Comment by amelius

20 hours ago

Yeah but if you transfer the energy as heat then you will end up with elongated structures (pipes).

You speak theoretically but metropolitan areas in these countries all have those pipes in place and in use for the better part of a century.

Using heat for heating has many redeeming qualities. Heat is high entropy and it is not a good idea to "waste" low entropy energy to create high entropy energy. Many industrial processes run on heat and waste heat is generated everywhere. The systems are also cheap to run once in place.

That's a real issue, but this is for a district heating system which already exists and already faces this issue. And yet the district heating system is presumably practical.

Changing to a different central source of heating (i.e. storage) seems orthogonal.

Is that a problem? Pipes are not technically complicated. Is there something else I'm missing?

  • Larger storage structures are easier to (thermally) insulate. Because geometry.

    But going with larger structures probably means aggregation (fewer of them are built, and further apart). Assuming homes to be heated are staying where they are, that requires longer pipes. Which are harder to insulate. Because geometry.

    • Existing district heating systems can be large.
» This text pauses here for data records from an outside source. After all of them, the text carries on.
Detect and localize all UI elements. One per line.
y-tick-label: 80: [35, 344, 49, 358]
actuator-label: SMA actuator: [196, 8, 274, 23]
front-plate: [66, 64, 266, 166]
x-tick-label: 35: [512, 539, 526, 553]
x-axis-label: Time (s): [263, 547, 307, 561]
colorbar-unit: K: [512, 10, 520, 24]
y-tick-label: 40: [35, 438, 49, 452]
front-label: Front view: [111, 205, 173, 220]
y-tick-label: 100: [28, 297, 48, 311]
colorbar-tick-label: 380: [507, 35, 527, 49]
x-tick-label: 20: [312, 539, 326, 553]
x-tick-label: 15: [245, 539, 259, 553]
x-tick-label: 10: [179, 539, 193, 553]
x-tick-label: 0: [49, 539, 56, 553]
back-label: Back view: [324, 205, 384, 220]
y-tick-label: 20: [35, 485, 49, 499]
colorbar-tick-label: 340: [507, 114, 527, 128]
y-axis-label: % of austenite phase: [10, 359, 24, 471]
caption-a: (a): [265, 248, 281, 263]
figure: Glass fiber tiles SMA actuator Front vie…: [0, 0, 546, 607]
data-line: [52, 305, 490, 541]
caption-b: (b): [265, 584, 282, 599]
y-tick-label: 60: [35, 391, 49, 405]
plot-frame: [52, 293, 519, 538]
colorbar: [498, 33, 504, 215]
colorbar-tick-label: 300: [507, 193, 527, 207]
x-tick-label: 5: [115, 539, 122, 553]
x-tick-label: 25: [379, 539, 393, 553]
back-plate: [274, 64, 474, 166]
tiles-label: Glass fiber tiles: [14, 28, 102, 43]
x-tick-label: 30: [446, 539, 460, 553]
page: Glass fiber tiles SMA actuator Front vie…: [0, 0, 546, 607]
      I live in Denmark the powerplant that heats my home is about 30km away. There are old powerplants in between that can be powered in an emergency.

      Yes, building district heating systems that large is difficult and expensive, it wasn't built yesterday, more like 50 years of policies.

    • I can't help but wonder how the efficiency compares to generating electricity, running that over wires, and having that run heat pumps.

      The conversion to electricity loses energy, but I assume the loss is negligible in transmission, and then modern heat pumps themselves are much more efficient.

      And the average high and low in February in 26°F and 14°F according to Google, while modern heat pumps are more energy-efficient than resistive heating above around 0°F. So even around 14–26°F, the coefficient of performance should still be 2–3.

      8 replies →

  • Pipes are competing with wires, which are much less technically complicated than pipes.